あとは、スマートウォーターと称する謎の水だけだったのである。

どうしてミネラルウォーター1本買いたいだけなのに、こんなに苦労するのだろう。

インフレのアメリカを旅行していると、ついついデフレの日本が懐かしくなってくる。

結局、ミネラルウォーターを諦めて、缶のジュースを買ってホテルに戻る。

バスを待っていると、一人の男が大声をあげながら交差点をあっちに行ったりこっちに行ったり。

完全に精神に異常をきたした人をこの街ではちょこちょこ目にする。

これもアメリカ型資本主義の一つの側面と理解するしかないのだろう。

翌朝、空港に向かおうとホテルを出ると雨が降っていた。

ユニオン駅へ向かうバスの中では、雨ガッパに身を包んだ男性が完全に熟睡している。

雨の日は路上生活も大変だ。

ロサンゼルスのバスは彼らにシェルターを提供しているようである。

ロサンゼルス市当局は、バスや地下鉄の無料化を検討しているという。

6万人とも言われるホームレスを含め、低所得者に対するサービスと同時に、公共交通機関の利用を促すことで環境対策にもなるという考えらしい。
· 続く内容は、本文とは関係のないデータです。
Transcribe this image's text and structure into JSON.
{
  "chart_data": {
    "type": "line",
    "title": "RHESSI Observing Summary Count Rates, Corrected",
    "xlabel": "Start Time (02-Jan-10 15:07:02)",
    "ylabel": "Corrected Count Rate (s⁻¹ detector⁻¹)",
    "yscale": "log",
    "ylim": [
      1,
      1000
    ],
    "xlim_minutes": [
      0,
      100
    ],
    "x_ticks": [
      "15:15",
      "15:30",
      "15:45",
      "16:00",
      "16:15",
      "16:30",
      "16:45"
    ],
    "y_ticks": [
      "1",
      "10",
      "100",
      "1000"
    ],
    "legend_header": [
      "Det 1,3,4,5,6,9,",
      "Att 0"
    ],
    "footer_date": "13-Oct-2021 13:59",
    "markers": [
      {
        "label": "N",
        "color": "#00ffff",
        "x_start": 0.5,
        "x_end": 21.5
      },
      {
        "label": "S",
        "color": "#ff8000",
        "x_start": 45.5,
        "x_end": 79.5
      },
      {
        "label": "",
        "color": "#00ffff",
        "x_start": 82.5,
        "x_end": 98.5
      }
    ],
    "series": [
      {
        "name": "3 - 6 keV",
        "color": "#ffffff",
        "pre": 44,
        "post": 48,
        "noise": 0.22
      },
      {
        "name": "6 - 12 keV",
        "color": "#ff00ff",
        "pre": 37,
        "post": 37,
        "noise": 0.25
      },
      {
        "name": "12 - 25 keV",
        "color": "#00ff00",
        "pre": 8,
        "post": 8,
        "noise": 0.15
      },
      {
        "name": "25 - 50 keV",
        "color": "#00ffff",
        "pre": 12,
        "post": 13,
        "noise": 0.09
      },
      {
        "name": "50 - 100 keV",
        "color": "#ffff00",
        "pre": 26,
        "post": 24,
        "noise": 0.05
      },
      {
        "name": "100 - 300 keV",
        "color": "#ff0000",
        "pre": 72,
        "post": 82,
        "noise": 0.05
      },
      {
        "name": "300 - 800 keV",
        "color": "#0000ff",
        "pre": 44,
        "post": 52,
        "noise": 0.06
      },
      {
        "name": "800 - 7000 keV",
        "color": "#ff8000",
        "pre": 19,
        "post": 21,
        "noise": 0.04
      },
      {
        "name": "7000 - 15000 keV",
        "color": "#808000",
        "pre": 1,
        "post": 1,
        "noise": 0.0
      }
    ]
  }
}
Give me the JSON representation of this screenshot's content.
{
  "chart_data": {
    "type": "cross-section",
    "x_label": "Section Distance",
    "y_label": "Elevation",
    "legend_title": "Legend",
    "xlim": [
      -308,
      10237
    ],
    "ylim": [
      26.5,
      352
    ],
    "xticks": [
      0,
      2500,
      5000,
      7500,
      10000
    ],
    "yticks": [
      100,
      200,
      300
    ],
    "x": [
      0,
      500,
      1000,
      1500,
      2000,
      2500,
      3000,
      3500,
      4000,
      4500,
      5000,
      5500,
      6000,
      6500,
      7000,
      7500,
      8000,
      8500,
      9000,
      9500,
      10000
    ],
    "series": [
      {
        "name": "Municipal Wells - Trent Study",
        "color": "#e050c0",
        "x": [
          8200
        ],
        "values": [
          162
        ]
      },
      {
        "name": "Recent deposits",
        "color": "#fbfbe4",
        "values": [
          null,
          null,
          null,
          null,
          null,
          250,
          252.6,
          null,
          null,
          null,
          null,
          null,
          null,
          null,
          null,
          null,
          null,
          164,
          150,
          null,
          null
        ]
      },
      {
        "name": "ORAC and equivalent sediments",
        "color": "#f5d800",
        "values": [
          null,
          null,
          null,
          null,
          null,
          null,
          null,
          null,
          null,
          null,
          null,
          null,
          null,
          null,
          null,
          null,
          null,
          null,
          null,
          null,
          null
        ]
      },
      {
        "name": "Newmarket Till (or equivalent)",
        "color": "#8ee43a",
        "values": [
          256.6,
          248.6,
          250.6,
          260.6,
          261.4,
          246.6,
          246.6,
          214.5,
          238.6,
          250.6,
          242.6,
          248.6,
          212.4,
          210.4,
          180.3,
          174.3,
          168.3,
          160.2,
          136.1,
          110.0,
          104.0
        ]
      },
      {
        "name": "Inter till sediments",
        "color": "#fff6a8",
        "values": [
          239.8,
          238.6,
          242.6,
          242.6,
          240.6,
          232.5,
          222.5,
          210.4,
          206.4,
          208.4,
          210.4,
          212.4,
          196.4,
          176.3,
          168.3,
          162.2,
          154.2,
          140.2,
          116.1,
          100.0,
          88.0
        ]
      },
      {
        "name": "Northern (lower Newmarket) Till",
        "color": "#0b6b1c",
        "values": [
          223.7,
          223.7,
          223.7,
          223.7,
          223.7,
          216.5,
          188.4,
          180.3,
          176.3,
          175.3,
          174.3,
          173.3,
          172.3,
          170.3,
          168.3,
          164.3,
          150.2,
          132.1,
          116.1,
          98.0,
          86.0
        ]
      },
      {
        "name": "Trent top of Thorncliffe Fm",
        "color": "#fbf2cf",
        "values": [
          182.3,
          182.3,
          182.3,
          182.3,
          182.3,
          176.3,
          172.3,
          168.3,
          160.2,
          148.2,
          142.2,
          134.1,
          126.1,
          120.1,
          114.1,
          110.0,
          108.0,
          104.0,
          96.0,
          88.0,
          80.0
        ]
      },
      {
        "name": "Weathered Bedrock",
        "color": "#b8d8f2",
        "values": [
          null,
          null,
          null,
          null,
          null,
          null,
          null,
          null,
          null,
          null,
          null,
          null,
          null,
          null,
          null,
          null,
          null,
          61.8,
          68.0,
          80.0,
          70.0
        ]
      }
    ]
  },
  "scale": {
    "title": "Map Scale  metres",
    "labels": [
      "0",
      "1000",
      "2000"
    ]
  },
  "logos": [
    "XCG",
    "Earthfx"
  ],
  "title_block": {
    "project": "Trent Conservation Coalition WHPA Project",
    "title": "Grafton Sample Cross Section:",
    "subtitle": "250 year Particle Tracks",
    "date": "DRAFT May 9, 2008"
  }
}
こうして1日バスを乗り降りしながらロサンゼルスのダウンタウンを巡っていると、日本とは違うアメリカ社会のいろんな表情が見えてくる。

TAPカードを利用すれば、いくら乗り降りしても1日5ドル以上取られることはない。

景色も見えずちょっと気持ちの悪い地下鉄よりも、多少時間がかかってもバスを利用してロサンゼルスを回るのはちょっと面白い冒険である。